Intermetallic precipitates hold the tensile strength of alloy at elevated temperature along with enhanced mechanical and thermal properties. In this research work, we have implemented the new material development of Al-Si alloys with Fe-rich intermetallic precipitates for piston application in order to study the influence of intermetallic compounds (IMCs) on piston performance under engine operations in such a way that pistons with three different intermetallic compositions namely type A, type B and type C were developed to investigate the influence of IMC on age hardening. Three IMC pistons were installed in the engine and allowed to run for six consequent engine operations (1-6 hrs).

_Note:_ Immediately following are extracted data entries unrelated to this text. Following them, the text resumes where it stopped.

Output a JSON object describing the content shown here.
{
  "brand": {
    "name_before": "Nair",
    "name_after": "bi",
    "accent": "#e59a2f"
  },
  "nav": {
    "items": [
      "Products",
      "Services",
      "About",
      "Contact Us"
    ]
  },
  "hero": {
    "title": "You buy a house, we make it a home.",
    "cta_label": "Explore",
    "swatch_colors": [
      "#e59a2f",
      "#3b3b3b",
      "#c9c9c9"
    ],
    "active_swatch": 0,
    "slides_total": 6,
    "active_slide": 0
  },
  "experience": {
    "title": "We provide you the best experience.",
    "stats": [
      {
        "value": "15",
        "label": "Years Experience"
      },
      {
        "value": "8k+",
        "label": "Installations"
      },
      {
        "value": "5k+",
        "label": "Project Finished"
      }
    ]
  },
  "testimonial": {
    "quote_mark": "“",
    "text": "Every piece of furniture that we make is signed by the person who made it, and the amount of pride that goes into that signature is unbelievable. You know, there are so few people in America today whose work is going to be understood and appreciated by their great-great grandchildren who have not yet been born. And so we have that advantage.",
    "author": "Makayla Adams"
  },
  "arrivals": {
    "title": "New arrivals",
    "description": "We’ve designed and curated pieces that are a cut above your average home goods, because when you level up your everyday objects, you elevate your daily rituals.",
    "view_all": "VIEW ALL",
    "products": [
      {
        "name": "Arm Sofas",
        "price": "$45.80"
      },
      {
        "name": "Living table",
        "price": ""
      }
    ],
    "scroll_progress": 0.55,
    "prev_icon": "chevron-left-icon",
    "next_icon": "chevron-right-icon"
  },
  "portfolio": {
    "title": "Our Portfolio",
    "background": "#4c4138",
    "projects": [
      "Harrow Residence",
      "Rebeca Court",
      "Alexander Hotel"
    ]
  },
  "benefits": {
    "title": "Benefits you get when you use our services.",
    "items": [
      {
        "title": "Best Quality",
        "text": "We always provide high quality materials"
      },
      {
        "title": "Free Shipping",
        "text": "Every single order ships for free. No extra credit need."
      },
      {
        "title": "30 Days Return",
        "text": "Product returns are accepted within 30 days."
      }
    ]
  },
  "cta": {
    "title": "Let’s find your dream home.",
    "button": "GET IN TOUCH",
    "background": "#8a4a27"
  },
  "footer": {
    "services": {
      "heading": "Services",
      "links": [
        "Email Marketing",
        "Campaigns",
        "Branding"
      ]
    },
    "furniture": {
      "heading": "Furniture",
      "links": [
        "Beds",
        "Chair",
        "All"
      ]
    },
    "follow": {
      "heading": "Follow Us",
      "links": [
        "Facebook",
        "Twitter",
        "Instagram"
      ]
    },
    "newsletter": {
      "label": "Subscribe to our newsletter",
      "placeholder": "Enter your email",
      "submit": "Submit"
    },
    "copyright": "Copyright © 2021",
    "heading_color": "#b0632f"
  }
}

After the designated hours of engine operation, piston was dismantled from the engine and cut sectioned for aging characterization. Hardness, an indicator of age hardening and thermal stability of the material, was measured at various piston zones such as crown, ring land, top land, skirt and gudgeon pin boss. These hardness values reflect the tendency of age hardening of pistons. It was found that higher IMC density piston alloys (type B and type C) showed the enhancement in tensile strength and hardness about 8 and 13%, respectively. Aging behavior of type B and type C piston zones has been predicted as better due to presence of high dense intermetallic compounds in comparison with type A piston. DSC testing showed that type B and type C have longer precipitation than that of type A piston. Type B and type C alloys have exhibited 20-40% higher specific heat capacity than type A piston. It was found that the high dense star-/Chinese script-like IMC has influenced the Al-Si piston alloy to enhance its properties and piston performance as well.